High Court grants Manston detainees permission for judicial review


Photo by Mahosadha Ong on Unsplash

In late 2022, thousands of migrants were detained at Manston Short-Term Holding Facility in inhumane and degrading conditions and for periods which exceeded statutory time limits. Evidence indicates that the then Home Secretary knew that conditions were deteriorating and thousands of detained persons were being held unlawfully, but she did not take steps to alleviate the situation. The previous Home Secretary since accepted that the situation at Manston gave rise to arguable breaches of Article 3 of the European Convention on Human Rights.
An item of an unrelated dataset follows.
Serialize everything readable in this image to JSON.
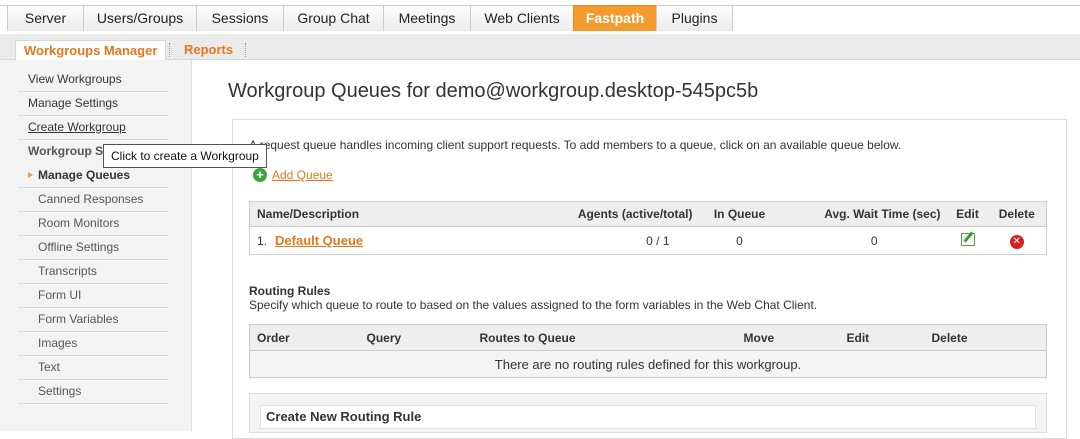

On Tuesday 5 December, two groups of Claimants who had been detained at Manston during that crisis period (comprising a total of 16 individuals including several children) were given permission in the High Court to seek judicial review of the Home Secretary’s failure to institute an investigation into those events which would meet the requirements of the investigative obligation under Article 3 ECHR. The Home Secretary sought to argue that existing investigation proposals were adequate to meet the investigative obligation, but the Court concluded that was at least arguably not the case.

Anirudh Mathur and Jesse Nicholls represented one set of Claimants, led by Laura Dubinsky KC (Doughty Street Chambers), and instructed by Toufique Hossain and Sheroy Zaq (Duncan Lewis).

The same team, alongside Agata Patyna and Camila Zapata Besso (Doughty Street Chambers), previously acted for a woman held at the facility, and others, during the crisis period. In November 2022 they initiated the first legal action against the Home Secretary for unlawful detention and mistreatment of people held at the site, which led to Manston being emptied later that month.